In the Script Parameters section of the Real-Time configuration pane on the right side, click Add parameters and edit the Parameter name and Parameter Value.

(Optional) Configure Flink running parameters

In the Flink running parameters section of the Real-Time configuration pane on the right side, configure the following parameters. For more information, see Configure job deployment.

Parameter	Description
System Checkpoint Interval	This parameter specifies the interval at which Flink periodically performs system checkpoints. A shorter interval reduces failure recovery time but increases system overhead. If this parameter is not specified, system checkpoints are disabled.
Minimum time interval between two system checkpoints	This parameter specifies the minimum pause time that Flink must wait between consecutive checkpoints to prevent overly frequent checkpoints from affecting system performance.
State data expiration time	This parameter specifies the maximum duration that state data in a Flink job can be retained without being accessed or updated. The default value is 36 hours. Important The default value is based on cloud best practices and differs from the open source default value (0, which means state data never expires).
Others	Other Flink running parameters are supported. For example: `taskmanager.network.memory.max:4g`.

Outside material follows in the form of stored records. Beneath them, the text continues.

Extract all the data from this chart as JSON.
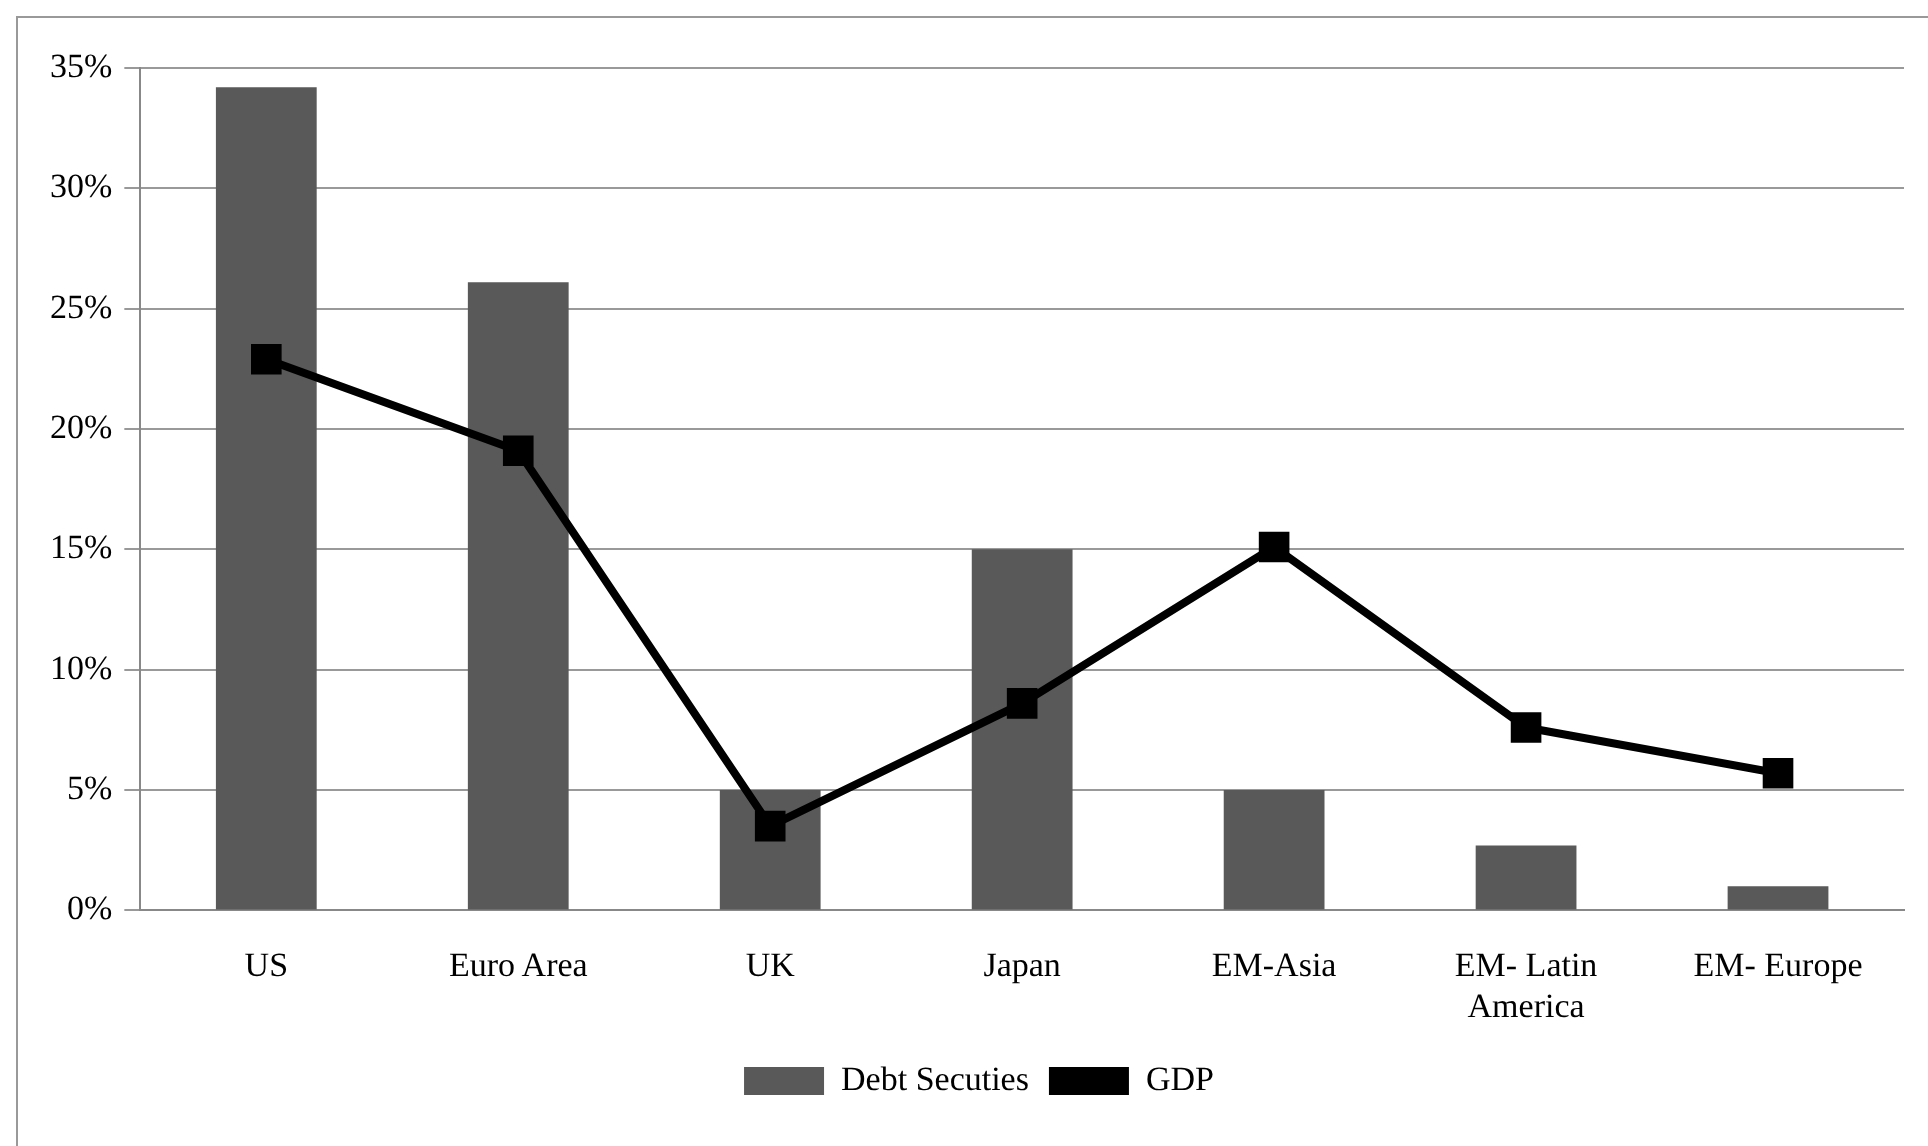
{
  "chart_data": {
    "type": "bar",
    "categories": [
      "US",
      "Euro Area",
      "UK",
      "Japan",
      "EM-Asia",
      "EM- Latin America",
      "EM- Europe"
    ],
    "series": [
      {
        "name": "Debt Secuties",
        "color": "#595959",
        "values": [
          34.2,
          26.1,
          5.0,
          15.0,
          5.0,
          2.7,
          1.0
        ]
      },
      {
        "name": "GDP",
        "type": "line",
        "color": "#000000",
        "values": [
          22.9,
          19.1,
          3.5,
          8.6,
          15.1,
          7.6,
          5.7
        ]
      }
    ],
    "ylim": [
      0,
      35
    ],
    "yticks": [
      {
        "value": 0,
        "label": "0%"
      },
      {
        "value": 5,
        "label": "5%"
      },
      {
        "value": 10,
        "label": "10%"
      },
      {
        "value": 15,
        "label": "15%"
      },
      {
        "value": 20,
        "label": "20%"
      },
      {
        "value": 25,
        "label": "25%"
      },
      {
        "value": 30,
        "label": "30%"
      },
      {
        "value": 35,
        "label": "35%"
      }
    ],
    "grid": "y",
    "legend": "bottom",
    "marker": "square",
    "line_style": "solid"
  }
}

After you complete the task configuration, click Save to save the node task.

Step 2: Start the Flink JAR Streaming node

Deploy the Flink JAR Streaming node.
Tasks must be deployed to Operation Center before they can be run. Follow the on-screen instructions to deploy the Flink JAR Streaming node. For more information, see Node and workflow deployment.
Start the Flink JAR Streaming node.
After the task is deployed, click Go to operation and maintenance below Deploy to production environment. In Operation Center, navigate to Node O&M > Real-time Task O&M > Real-time computing tasks, find the task that you want to start, and click Start in the Operation column to start and monitor the real-time task.